I'm pretty sure there are folks involved in doing drug testing for many sports so saying are doing nothing seems hyperbolic. Are there specific things you think the bodies in charge of drug testing should be doing but aren't? Genuinely curious.
Not sure how this helps. Olympic events already have relative rating systems that ranks all the participant: pretty complicated and sport dependent systems that determine qualification for the games and competition amongst all the competitors at the games. The problem how to have separate competitions for different groups of participants when there isn't a universally shared agreement on who should be in which group.
If you have a relative skill rating system, then there's no need to split competitors into groups. But if you insist, then you can split them based on skill ratings (define a rating range for beginner, intermediate, advanced, etc). And for games with one-on-one matchups, sampling from a gaussian centered on each player's skill rating is good enough.
It doesn't.In tennis a 14 UTR whatever wins against a 13 UTR whatever. UTR is your effectiveness rating against every other player. Same in chess with ELO.
The issue is woman would disappear from profesional sports. Sinners 16.27 rating means that he double bagels Sabalenkas 13.29 essentially 100% of the time. The 500th ATP player has a UTR of 13.81, half a point is quite a bit stronger, do he's still very much stronger than Sabalenka. You probably have to start looking well into the thousand somethings for something that is consisently beaten by her.
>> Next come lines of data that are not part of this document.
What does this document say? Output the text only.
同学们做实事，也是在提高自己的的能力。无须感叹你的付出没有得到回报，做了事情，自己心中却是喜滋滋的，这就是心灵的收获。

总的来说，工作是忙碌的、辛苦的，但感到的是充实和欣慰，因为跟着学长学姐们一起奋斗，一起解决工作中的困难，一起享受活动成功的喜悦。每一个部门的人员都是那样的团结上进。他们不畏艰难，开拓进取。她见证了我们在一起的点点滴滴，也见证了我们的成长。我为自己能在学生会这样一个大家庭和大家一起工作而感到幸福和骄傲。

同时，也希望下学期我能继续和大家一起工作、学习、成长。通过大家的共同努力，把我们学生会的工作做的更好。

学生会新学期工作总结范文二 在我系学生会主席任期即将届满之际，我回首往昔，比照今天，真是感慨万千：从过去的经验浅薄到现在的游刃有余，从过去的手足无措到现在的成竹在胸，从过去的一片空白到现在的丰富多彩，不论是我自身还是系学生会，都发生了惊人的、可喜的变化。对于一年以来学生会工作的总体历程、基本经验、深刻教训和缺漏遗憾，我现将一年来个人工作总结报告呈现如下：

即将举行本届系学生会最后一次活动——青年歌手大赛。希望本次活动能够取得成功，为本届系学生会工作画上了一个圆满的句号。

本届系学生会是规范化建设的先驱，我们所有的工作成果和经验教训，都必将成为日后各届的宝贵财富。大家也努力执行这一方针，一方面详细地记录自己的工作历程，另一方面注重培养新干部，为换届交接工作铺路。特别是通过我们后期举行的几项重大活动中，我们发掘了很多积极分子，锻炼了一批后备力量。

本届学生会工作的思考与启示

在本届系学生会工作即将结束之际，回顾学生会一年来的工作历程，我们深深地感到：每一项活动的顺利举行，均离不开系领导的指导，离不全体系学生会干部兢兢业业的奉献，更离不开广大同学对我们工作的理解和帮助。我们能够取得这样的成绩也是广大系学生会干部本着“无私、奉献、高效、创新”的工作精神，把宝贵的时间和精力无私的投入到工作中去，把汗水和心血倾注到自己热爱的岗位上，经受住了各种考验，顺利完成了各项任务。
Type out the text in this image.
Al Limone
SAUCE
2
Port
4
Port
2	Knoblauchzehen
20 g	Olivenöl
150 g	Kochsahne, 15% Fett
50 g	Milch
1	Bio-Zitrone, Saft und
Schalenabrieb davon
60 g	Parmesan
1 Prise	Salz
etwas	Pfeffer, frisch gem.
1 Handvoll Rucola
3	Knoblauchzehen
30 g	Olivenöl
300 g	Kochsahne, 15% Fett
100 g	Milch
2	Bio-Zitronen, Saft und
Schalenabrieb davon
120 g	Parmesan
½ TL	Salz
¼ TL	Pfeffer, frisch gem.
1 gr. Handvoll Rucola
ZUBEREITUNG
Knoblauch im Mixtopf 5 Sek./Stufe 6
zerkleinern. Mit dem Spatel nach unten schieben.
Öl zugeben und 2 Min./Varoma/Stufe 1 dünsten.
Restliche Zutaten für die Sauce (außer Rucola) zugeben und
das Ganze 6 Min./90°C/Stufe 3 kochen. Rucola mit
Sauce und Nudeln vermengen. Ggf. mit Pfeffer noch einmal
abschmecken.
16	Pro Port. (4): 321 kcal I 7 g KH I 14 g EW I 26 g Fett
Only the top 200 players make money, the top 100 good money, and the top 50 ridiculous money.
So women would not be in something like top 2000 of tennis players or worse. Which would basically remove any incentive for women to participate in pro tennis at all.
I don't get how you can compare Sinner's UTR against Sabalenka's when they're based to two disparate group scores? Doesn't there need to be at least a modicum of cross-pollination to make a meaningful comparison?
There is some cross pollination. Women can play vs men, just usually don't. I'm fairly certain singles UTR is universal across players, it only distinguishes between doubles and singles UTR.
UTR can also include unranked games if one of the players submits a score and the other approves it.
Basically proving my point. Very few women in top chess. Currently there are 0 women in top 100 chess players. Only 3 women were ever in the top 100 chess players. And chess is not even a game where men have a natural advantage like in almost all of the physical sports.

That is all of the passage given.